Durchschnittlich verbleibt ein Heizsystem 20 Jahre in einem Gebäude. Sehr alte Heizungen zu reparieren, macht meist wenig Sinn, da die Systeme nicht mehr auf dem neuesten technologischen Stand sind und von Haus aus große Mengen an Energie verlieren oder verschlingen. Als besonders energieeffizient gelten hingegen folgende, moderne Heizungen:
- Wärmepumpen
- Hybridheizungen
- Brennstoffzellen-Heizsysteme
- Biomasse-Heizungen
- Solarthermie-Anlagen(s. o.)
Dachdämmung
Sofern das oberste Geschoss des zu sanierenden Gebäudes bewohnt ist, sollte das Dach gedämmt werden. Der finanzielle Umfang der Maßnahme kann bei unbewohntem Dachgeschoss etwas abgemildert werden, denn dann ist es auch möglich, nur die obere Geschossdecke zu dämmen, um einen ähnlichen energetischen Effekt zu erreichen.
Kellerdeckendämmung
Keller werden in den seltensten Fällen beheizt, außer dort befinden sich Wohn- oder Hobbyräume, in denen sich häufig Personen aufhalten.
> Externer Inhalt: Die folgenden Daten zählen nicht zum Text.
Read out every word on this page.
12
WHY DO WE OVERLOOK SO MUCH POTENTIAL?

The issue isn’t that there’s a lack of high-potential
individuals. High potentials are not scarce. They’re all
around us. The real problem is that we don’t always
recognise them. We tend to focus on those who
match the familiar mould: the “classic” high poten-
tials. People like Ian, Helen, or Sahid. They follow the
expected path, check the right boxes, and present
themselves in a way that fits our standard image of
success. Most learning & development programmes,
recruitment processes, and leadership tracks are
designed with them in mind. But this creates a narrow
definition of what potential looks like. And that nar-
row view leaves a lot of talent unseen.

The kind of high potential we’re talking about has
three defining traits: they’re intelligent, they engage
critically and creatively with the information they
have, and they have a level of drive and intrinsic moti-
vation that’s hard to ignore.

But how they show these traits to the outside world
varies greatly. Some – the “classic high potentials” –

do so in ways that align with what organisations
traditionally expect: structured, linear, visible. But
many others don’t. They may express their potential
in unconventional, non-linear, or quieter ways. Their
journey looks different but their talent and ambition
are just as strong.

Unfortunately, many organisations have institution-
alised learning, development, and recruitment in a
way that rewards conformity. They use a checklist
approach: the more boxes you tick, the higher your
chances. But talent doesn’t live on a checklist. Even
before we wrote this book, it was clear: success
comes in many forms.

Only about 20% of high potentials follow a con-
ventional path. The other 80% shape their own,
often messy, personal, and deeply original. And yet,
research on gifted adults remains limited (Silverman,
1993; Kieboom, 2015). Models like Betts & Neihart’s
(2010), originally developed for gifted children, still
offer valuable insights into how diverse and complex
Damit das Haus also nicht unnötig von unten auskühlt und die Fußböden im Erdgeschoss warm bleiben, kannst Du die Kellerdecke auf zweierlei Arten dämmen:
- Die unkomplizierte Variante geht so: Du montierst spezielle Dämmplatten an die Decke der unbeheizten Kellerräume.
- Die elegantere Variante kannst Du wählen, wenn der Bodenbelag im Erdgeschoss noch nicht verlegt ist oder ebenfalls erneuert werden muss. Dann kannst Du die Dämmschicht nämlich unter dem Belag anbringen oder anbringen lassen.
Fassadendämmung
Last, but not least kommen wir zu der Maßnahme, vor der es Gebäudeeigentümern und -eigentümerinnen häufig am meisten graut: die Fassadendämmung. Auch wenn Wände theoretisch von innen gedämmt werden können, fällt die Entscheidung in fast 100 % auf die energetisch höchst wirksame Außendämmung, die natürlich eine zeit- und kostenintensive Maßnahme darstellt.
Vom Ergebnis her betrachtet ist jedoch jegliche Form der Wärmedämmung eine lohnende Investition, denn bis zu 40 % des vormaligen Energieverbrauchs lassen sich einsparen.
Fazit
Nicht für jedes Gebäude sind alle genannten Maßnahmen sinnvoll und lohnend. Mit Experten und Expertinnen aus der Energieeffizienzberatung kannst Du den optimalen Standard für Dein Haus erarbeiten und die Umsetzung professionell begleiten lassen.